Lava tubes may well be the short-term answer to the problem of cosmic rays, when it comes to establishing lunar settlements, but I’m not so sure how effective full conversion would be, given the rigidity of the lunar crust and its ability to transmit moonquakes, ‘ringing like a bell’ at the mere impact of an Apollo Ascent Stage.  Nor is it obvious where you would get all the nitrogen to fill the airspace  (Fig. 8), although with the increasing evidence for plentiful water inside the Moon, perhaps the other volatiles are also less scarce than we think.

Fig. 8. Philadelphia in a possible giant lava tube, (Purdue University)

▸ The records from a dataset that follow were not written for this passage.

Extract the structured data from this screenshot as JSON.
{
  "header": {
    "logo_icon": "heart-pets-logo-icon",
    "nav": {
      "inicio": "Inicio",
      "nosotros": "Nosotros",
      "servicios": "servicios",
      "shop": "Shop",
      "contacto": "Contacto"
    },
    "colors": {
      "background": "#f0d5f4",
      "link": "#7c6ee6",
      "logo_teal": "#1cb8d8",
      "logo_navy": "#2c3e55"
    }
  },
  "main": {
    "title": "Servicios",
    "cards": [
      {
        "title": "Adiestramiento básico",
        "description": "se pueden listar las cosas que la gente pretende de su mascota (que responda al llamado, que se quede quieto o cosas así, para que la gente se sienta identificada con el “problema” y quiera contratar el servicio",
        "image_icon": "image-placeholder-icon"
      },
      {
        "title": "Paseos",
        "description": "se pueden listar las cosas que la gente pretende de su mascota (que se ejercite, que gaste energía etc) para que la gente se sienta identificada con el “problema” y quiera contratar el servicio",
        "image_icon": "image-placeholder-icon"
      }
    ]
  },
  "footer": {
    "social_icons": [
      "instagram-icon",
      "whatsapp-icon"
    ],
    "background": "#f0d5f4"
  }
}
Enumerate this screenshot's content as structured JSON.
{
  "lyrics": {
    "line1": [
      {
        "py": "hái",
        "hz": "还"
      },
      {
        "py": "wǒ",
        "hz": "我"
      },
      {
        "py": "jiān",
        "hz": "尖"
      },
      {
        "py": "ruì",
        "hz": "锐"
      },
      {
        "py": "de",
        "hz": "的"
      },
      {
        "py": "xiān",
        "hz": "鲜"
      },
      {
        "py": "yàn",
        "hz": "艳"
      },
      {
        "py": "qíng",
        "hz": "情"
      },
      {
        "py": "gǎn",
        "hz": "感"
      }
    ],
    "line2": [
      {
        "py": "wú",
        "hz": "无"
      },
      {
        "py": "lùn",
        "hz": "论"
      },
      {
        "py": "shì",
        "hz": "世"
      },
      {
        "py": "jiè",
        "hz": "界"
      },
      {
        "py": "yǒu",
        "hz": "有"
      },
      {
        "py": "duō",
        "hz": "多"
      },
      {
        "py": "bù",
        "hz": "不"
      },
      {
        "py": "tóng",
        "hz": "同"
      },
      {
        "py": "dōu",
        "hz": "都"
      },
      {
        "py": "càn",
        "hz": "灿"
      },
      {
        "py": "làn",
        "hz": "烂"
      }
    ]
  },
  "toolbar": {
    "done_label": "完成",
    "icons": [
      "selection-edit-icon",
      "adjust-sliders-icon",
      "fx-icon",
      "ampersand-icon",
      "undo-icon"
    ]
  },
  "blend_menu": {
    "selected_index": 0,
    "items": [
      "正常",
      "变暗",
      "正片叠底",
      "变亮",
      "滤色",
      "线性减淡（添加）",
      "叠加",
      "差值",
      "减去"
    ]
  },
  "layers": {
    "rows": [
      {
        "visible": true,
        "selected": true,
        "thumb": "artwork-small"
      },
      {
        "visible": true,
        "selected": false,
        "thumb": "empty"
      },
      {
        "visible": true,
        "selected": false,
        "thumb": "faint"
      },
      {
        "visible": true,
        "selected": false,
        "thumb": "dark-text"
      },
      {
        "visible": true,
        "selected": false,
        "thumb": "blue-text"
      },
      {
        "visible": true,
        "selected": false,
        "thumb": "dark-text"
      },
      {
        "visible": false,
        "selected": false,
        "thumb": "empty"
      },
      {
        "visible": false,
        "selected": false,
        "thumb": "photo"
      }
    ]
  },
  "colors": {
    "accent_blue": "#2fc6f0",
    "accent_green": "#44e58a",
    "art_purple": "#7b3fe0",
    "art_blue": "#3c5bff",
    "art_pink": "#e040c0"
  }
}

As the pursuit goes on, it becomes evident that Chan Qi is much more powerful than she appears, the architect of a plan to bring all the competing elements in Chinese society together, to overturn the system which concentrates power in the hands of the existing political and military factions.   With the communications resources she has, and the unseen help of a sentient and all-pervasive AI, her rôle is more than a little reminiscent of Valentine in Orson Scott Card’s Ender series.  Whether the disparate forces in the Chinese population can find enough in common to achieve a common purpose, and whether the US economy can recover from the hammer-blows it’s suffered meantime, are questions the novel doesn’t answer.  At the end of it Fredericks and Qi are still on the run, escaping from the Moon to an unknown destination, under attack by missiles which are still in the hands of their enemies.

I can understand the frustrations being expressed by some reviewers of this novel.  I couldn’t get a handle on it until I read Close Quarters;  once I’d highlighted the similarities the differences stood out and I saw the Hitchcock parallels, and then the Ender ones became apparent.  One of the major character is Ta Shu, now a travel writer, who first appeared as a poet in Robinson’s Antarctica – a novel which I enjoyed more than the Red Mars/Green Mars/Blue Mars trilogy which he was researching when he went there.  The way to approach this book is without expectations of a repeat – the Moon is ‘Red’ for different reasons, and not because of the murder, either.